Friday, January 7, 2011

Random Stuff

No apologies for not posting since...OMG September? Really? Aw jeez. Not apologizing anyway since that would be the most boring way to start a blog post ever.

No excuses either. I live with chronic migraine pain and have to spend the good days I have writing stuff that I get paid for. Plus blogging about being in pain? Boring for both of us.

I blog for Skirt! more often than I do here because I figure if they're kind enough to invite me to write for them, I should actually do it occasionally.
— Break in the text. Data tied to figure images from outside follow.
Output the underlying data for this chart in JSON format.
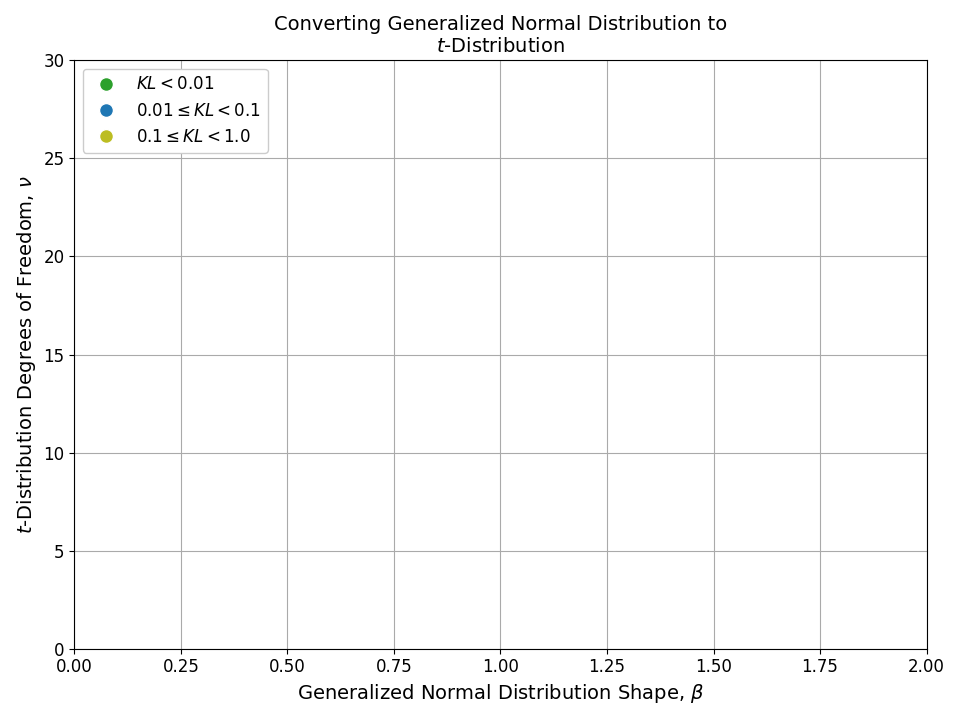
{
  "title_line1": "Converting Generalized Normal Distribution to",
  "title_line2": "$t$-Distribution",
  "xlabel": "Generalized Normal Distribution Shape, $\\beta$",
  "ylabel": "$t$-Distribution Degrees of Freedom, $\\nu$",
  "xlim": [
    0.0,
    2.0
  ],
  "ylim": [
    0,
    30
  ],
  "xticks": [
    0.0,
    0.25,
    0.5,
    0.75,
    1.0,
    1.25,
    1.5,
    1.75,
    2.0
  ],
  "yticks": [
    0,
    5,
    10,
    15,
    20,
    25,
    30
  ],
  "legend": [
    {
      "label": "$KL < 0.01$",
      "color": "#2ca02c"
    },
    {
      "label": "$0.01 \\leq KL < 0.1$",
      "color": "#1f77b4"
    },
    {
      "label": "$0.1 \\leq KL < 1.0$",
      "color": "#bcbd22"
    }
  ],
  "dot_size": 60,
  "line_color": "black",
  "line_width": 2.0,
  "background_color": "white",
  "grid_color": "#aaaaaa"
}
My latest post is about Resolutions that I'm totally gonna be able to keep.

But Skirt! doesn't want me swearing, so I'm not leaving here any time soon.
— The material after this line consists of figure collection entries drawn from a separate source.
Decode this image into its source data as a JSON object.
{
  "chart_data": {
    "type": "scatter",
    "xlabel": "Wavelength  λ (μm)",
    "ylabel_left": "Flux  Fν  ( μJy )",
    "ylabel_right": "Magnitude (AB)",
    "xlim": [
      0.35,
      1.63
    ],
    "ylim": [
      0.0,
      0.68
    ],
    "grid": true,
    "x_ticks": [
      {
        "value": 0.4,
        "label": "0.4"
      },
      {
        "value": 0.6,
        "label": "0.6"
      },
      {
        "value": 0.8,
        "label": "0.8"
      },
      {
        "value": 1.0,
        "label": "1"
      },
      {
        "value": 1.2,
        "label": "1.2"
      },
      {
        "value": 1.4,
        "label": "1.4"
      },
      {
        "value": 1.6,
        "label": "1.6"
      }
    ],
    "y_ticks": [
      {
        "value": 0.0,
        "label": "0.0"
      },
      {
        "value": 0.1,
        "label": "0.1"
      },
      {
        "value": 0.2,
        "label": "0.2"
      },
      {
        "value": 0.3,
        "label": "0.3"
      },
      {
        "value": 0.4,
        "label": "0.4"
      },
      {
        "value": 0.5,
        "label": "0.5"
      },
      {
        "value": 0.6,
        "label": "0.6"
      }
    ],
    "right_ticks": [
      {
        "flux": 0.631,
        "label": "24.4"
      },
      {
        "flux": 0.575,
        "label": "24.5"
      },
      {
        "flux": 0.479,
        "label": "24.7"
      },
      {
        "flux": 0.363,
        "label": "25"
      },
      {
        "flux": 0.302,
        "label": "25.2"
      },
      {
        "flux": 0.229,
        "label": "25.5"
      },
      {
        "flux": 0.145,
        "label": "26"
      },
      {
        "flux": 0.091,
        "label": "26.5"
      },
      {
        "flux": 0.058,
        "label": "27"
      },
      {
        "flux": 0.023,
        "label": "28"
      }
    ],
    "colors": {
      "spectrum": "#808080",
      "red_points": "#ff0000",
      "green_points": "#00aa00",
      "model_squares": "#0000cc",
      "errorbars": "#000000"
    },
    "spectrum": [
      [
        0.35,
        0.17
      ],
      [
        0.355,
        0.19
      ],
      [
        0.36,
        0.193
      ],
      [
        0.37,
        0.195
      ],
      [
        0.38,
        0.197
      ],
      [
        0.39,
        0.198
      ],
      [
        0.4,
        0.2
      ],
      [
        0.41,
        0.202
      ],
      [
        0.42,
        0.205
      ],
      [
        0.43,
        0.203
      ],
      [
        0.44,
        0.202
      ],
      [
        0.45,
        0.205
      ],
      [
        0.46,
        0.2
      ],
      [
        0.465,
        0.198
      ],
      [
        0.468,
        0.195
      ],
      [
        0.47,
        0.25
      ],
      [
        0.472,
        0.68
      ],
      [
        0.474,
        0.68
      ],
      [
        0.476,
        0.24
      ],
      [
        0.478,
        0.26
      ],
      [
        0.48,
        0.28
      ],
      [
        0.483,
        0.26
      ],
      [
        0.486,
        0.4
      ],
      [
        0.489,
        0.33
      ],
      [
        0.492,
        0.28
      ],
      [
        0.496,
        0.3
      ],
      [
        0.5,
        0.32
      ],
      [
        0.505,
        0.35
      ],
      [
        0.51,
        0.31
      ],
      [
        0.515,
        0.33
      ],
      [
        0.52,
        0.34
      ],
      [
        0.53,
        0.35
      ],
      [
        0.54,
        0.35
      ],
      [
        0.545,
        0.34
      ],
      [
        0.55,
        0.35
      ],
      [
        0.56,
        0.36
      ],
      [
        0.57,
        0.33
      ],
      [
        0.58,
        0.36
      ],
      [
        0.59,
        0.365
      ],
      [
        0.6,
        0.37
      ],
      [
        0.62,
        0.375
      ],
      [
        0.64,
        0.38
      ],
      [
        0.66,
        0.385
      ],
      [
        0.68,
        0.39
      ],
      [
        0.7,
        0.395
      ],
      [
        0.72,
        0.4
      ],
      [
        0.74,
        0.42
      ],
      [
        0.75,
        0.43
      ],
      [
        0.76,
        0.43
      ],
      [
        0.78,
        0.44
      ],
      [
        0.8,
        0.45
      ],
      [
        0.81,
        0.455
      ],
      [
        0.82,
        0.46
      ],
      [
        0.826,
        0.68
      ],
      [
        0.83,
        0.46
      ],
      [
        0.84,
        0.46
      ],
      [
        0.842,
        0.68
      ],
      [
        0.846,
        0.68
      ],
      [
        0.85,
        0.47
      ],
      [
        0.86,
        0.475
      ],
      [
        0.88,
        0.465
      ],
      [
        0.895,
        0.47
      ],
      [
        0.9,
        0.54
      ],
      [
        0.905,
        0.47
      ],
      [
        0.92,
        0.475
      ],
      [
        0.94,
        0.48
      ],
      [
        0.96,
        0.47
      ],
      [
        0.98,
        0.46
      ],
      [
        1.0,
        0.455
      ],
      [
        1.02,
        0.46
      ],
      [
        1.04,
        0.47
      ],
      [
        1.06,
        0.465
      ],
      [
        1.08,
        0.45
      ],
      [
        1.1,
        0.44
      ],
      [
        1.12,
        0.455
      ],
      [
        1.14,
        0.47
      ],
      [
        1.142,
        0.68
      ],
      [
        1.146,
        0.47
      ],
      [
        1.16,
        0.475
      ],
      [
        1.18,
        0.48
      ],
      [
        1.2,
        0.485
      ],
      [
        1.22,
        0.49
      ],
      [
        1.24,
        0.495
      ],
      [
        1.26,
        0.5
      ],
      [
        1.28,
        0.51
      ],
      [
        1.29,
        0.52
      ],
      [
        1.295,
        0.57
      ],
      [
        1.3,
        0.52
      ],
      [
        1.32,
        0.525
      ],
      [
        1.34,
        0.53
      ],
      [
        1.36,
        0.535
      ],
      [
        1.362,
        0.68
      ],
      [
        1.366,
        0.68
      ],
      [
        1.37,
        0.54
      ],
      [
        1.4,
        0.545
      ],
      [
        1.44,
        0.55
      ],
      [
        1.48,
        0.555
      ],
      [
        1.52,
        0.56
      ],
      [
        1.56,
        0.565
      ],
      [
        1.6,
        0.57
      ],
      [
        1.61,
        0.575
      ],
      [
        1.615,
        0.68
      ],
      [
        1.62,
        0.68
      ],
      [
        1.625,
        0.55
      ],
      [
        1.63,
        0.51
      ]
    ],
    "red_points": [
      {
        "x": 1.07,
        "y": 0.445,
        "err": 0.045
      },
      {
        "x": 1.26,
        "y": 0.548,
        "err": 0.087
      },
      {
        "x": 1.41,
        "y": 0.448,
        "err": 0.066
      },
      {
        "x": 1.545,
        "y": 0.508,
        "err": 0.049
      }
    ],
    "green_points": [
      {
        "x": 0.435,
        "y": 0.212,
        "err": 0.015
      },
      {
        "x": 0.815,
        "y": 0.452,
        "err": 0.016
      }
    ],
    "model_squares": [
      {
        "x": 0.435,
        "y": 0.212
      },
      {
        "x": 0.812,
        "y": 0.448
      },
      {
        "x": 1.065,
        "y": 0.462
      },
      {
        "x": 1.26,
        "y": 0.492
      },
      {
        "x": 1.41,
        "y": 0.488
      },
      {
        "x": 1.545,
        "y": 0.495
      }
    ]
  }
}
Random things that are in my head:
  1. Months after seeing Neil Gaiman's Neverwhere, I still think that Marquis de Carabas is the best name ever.
  2. Having a migraine (as I do right now) makes me cranky. Today it makes me want to stab the patriarchy with a mechanical pencil. This has been brought on by an article in the NY Times about how men are turned off by women crying. I refuse to read the article, so the study may not actual prove that, but just once I'd like to have something like this spun from the perspective that women are the ones whose opinion matters. As in "women are turned off by men reacting badly to their crying".
  3. Could we just stop worrying about attracting members of the opposite sex so much and just enjoy life for five fucking minutes?
  4. I'd also like to stab the next advertiser that pushes the whole "all women are insane in the face of chocolate" thing. Besides the obvious reasons, I prefer vanilla. Or a nice pie.
  5. For some reason I can't find Hostess Fruit Pies anywhere in NYC anymore. Not that I've been looking that hard. They contain as much fat as a Big Mac and don't taste as good a real pie anyway. But when I found some in the drug store in Missouri, I bought them all up. Because it's been a long time, my friend.
  6. Mmm...pie.
  7. After revisiting the Midwest, I can report that not everything in restaurants is slathered in cheese, covered in bacon and deep fried, but a significant number of things are.